Apakah genomics adalah muara ilmu pengetahuan? sudah ramai dibicarakan mengenai rekayasa genetika, mutan, dan senjata biologis. Menurut saya tidak.
Bukan Akhir
Apa yang terjadi di alam biasanya direfleksikan juga oleh kegiatan kita sehari-hari.
fn main (){
println!("Hello World")
}
Kode di atas akan menampilkan kata “Hello World” di layar komputer. Terlihat sangat sederhana kan? kode lain dapat membuat program yang lebih kompleks seperti website, aplikasi, dan operating system.
Imajinasi kita bisa dituangkan dengan koding. Apa yang kita pikirkan bisa dibuat sebuah “program”. Kita memiliki kebebasan tanpa batas untuk mengembangkan sesuatu.

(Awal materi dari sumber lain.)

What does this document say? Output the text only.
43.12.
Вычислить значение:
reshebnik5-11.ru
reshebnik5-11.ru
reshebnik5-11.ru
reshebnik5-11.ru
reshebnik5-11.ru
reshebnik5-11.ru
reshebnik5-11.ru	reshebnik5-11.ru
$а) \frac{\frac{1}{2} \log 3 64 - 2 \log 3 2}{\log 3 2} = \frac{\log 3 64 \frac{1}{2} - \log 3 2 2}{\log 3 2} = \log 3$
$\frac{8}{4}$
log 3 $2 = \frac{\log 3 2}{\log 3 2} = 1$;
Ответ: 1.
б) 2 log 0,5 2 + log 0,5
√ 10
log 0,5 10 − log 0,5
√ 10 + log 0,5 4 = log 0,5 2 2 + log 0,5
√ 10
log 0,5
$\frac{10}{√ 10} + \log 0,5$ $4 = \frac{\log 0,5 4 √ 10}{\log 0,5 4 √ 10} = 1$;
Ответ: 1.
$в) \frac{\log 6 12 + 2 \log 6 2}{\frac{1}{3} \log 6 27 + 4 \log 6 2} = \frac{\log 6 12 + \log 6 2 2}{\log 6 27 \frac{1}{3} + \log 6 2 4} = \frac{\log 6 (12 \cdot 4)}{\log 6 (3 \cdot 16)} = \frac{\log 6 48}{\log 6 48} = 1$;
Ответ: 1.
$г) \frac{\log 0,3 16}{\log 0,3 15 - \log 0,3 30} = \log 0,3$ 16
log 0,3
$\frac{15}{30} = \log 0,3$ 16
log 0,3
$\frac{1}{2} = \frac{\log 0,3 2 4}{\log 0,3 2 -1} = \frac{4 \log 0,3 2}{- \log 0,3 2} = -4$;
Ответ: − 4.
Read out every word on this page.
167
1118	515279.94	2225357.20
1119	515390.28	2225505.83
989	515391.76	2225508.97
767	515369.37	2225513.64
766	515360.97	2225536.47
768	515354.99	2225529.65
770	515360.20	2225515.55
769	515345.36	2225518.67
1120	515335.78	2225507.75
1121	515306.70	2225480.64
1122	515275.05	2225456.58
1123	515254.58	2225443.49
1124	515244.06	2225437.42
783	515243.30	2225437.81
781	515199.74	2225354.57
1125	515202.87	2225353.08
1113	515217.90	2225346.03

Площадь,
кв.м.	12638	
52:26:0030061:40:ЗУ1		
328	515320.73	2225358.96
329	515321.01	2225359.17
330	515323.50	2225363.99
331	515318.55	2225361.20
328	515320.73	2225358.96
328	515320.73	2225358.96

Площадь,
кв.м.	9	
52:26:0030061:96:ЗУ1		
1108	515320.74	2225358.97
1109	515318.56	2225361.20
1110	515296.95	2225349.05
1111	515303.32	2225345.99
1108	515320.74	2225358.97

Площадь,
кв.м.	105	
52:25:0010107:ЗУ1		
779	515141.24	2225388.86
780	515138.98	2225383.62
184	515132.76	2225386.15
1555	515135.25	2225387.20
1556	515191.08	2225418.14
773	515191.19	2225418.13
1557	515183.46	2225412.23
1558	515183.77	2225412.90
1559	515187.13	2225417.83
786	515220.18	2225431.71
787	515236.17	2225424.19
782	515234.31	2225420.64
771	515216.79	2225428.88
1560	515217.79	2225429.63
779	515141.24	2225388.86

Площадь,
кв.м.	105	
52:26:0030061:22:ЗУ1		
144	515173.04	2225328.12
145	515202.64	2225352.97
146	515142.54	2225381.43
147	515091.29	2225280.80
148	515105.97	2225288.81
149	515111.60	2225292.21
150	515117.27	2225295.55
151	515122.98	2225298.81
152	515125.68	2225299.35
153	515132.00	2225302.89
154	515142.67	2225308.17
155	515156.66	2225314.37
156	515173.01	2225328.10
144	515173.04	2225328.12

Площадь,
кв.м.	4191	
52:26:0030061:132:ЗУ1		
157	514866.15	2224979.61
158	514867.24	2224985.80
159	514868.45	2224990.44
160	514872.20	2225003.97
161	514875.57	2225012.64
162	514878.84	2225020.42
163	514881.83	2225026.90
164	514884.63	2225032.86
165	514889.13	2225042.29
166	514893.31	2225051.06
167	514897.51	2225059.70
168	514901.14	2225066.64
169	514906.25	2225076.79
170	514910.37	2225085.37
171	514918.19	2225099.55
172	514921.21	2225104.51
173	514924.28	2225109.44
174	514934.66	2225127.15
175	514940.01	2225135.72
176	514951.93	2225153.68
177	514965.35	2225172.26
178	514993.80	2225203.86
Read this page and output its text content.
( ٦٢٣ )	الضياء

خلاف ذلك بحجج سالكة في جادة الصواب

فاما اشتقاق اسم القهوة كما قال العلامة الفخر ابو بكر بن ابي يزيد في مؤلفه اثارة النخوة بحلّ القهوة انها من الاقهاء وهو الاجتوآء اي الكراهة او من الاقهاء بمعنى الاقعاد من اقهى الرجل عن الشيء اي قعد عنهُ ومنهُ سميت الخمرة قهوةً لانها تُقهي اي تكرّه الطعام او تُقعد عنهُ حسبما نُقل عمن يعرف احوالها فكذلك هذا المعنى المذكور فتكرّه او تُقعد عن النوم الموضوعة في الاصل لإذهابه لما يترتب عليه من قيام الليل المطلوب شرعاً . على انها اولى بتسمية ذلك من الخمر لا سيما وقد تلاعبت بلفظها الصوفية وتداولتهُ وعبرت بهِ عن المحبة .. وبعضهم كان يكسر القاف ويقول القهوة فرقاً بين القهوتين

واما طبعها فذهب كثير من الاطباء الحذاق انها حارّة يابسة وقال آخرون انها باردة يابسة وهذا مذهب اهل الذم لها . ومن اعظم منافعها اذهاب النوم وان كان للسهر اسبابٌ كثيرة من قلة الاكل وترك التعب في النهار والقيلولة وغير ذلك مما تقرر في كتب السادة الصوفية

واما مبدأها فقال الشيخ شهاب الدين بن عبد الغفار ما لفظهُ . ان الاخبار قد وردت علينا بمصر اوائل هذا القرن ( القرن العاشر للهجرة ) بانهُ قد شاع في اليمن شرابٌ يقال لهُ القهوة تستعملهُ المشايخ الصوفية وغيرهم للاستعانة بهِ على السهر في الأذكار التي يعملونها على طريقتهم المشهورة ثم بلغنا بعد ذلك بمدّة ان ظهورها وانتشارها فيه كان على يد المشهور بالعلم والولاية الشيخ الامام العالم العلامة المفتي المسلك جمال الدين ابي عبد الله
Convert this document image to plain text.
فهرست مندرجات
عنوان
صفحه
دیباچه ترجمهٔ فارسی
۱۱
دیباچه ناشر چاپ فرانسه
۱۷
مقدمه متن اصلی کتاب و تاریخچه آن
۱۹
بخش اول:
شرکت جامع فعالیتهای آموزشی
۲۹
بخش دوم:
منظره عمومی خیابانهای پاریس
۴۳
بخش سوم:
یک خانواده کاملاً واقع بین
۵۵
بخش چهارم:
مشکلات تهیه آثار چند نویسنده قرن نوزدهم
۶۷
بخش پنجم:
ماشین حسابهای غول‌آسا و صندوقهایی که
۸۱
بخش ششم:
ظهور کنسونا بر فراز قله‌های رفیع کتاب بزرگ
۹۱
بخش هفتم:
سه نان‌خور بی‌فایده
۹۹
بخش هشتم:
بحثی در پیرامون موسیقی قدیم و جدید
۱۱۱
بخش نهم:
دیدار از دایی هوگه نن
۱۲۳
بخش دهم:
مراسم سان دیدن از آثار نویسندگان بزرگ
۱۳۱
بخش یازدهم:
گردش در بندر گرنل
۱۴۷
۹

Hal ini juga terjadi saat kita mengetahui susunan basa nukleotida yang nantinya berakhir menjadi ekspresi fenotipik (visual). Seseorang yang memiliki DNA rambut kriting, rambutnya akan kriting. Akhirnya muncul teknologi advance seperti rekayasa genetik.
Sekarang bioteknologi sudah sangat maju, bahkan ada suatu proyek berencana mengembangkan tanaman yang belum pernah kita lihat sebelumnya. Kita juga memiliki harapan untuk mengembangkan produk bioteknologi yang dapat membantu kehidupan manusia.
Antara coding dan bioteknologi memiliki satu kesamaan, yaitu memberikan kita sebuah kontrol untuk mengembangkan sesuatu karena keduanya merupakan hal yang fundamental.
Tapi apakah ini dapat menjawab semua hal? belum tentu. Masih ada yang lain. Coding dengan bahasa seperti HTML, C++. HTML, dll ditopang oleh sistem yang lebih besar dan universal.
Sistem tersebut adalah komputer, di dalamnya terdapat ribuan pembahasan menarik lain seperi CPU, GPU, RAM, dan ROM. Artinya genomics bukan sebuah muara dari ilmu pengetahuan karena secara logika akan ada hal lain yang mendasarinya.
Kesimpulan
Morphic resonance, Quantum Entanglement, dan Adaptive Information adalah hal menarik lain untuk kita eksplor di artikel selanjutnya. Maka dari itu kesimpulan yang saya berikan adalah “genomics memberikan kita kontrol untuk mengembangkan suatu hal, tetapi bukan muara dari ilmu pengetahuan.